Rocky Mountain Section - 64th Annual Meeting (9–11 May 2012)

Paper No. 4
Presentation Time: 9:15 AM

ORIGIN OF SULFIDE-BEARING METAL IN THE CBA METEORITE GUJBA


CHAPPELL, Hana M. and JONES, Rhian, Earth and Planetary Sciences, University of New Mexico, MSC03 2040, Albuquerque, NM 87131, hchappel@unm.edu

The CBa meteorites are metal-rich meteorites, containing up to 65 vol% iron-nickel metal. Material making up the CBa meteorites is hypothesized to have formed as condensates from a vapor plume generated during an impact event between two large asteroids early in the history of the solar system. The CBa meteorite Gujba is characterized by centimeter-sized elliptical iron-nickel metal particles that contain abundant sulfide, predominantly troilite (FeS), occurring in the form of arcuate collections along metal grain boundaries and as rounded blebs 1-20 microns across. Arcuate troilite most likely formed during cooling, when incompatible sulfur-rich liquid was trapped along grain boundaries as metal crystallized. Sulfide blebs formed as precipitates in metal grain interiors, during either cooling or a reheating event. Several models have been proposed to explain how sulfur was incorporated into the metal, the most common being that it condensed from the gas phase into either solid or liquid metal. One problem with evaluating the different models is that sulfur abundances are not well known, largely because S is heterogeneously dispersed within metal grains.

The variation in sulfide textures between individual metal particles can be classified in one of four ways: no sulfides, only blebs, only arcuate, or a mixture of blebs and arcuate troilite. Using image analysis of back-scattered electron images to estimate the amount of sulfur in individual metal particles, we find a range from 0.6-2.6 wt% sulfur.

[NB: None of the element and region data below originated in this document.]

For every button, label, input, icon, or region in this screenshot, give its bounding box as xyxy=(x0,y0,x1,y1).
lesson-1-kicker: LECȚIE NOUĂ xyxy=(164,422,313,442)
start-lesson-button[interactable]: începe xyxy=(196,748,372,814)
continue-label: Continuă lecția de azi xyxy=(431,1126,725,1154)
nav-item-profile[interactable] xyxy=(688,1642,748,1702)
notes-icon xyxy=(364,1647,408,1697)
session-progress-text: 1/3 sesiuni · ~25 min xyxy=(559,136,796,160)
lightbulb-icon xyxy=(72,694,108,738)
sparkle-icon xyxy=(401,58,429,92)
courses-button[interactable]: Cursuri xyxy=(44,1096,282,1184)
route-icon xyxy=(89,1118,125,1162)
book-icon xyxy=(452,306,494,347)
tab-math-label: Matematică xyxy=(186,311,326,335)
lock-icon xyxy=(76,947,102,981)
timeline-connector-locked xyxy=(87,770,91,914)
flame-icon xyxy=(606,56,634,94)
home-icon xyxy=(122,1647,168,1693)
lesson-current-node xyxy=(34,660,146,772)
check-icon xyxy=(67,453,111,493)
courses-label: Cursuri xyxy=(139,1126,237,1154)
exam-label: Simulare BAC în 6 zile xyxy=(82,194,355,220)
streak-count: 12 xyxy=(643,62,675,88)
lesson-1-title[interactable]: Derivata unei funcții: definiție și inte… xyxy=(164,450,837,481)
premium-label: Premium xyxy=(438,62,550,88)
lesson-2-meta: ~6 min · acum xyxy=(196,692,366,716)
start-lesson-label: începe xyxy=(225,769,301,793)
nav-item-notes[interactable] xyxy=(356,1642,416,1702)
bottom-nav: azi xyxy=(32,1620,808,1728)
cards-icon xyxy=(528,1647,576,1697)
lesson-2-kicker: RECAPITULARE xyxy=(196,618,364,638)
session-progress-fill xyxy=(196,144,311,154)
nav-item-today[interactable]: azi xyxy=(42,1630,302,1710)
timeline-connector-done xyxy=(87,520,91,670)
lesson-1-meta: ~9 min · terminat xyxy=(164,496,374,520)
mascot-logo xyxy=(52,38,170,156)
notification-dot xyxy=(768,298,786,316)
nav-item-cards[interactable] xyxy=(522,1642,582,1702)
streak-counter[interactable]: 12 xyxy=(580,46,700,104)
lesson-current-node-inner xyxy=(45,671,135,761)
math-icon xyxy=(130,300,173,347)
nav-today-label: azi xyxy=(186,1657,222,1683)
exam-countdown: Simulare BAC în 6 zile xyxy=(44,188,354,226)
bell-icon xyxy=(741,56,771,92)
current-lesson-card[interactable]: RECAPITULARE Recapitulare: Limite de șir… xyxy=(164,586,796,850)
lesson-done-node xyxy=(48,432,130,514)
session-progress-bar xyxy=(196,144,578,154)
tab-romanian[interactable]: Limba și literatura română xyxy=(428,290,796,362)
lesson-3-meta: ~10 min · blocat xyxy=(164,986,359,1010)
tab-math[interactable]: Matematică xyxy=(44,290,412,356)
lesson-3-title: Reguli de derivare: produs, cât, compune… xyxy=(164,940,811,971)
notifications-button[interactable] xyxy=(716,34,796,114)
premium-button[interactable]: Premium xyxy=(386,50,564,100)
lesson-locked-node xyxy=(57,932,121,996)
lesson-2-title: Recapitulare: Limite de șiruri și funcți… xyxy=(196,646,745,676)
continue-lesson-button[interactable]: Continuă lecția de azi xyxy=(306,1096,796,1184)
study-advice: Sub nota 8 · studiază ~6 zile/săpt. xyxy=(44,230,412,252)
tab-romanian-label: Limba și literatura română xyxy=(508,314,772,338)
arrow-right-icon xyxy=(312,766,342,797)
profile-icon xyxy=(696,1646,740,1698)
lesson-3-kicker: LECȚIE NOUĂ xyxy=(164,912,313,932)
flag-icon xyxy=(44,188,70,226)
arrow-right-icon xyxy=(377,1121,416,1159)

There appears to be no correlation between sulfide textures and amount of sulfur.

Metal particles in CBa meteorites have volatility-controlled siderophile element abundances. However, the S abundances we determined are higher than predicted from the volatility-controlled trend. This is inconsistent with a single stage condensation model of formation. The presence of sulfides in grain interiors is also inconsistent with condensation of S into solid metal, which predicts a small amount of sulfur along grain edges. We propose an alternative model in which S-bearing metal particles represent molten material that was not vaporized during the impact event.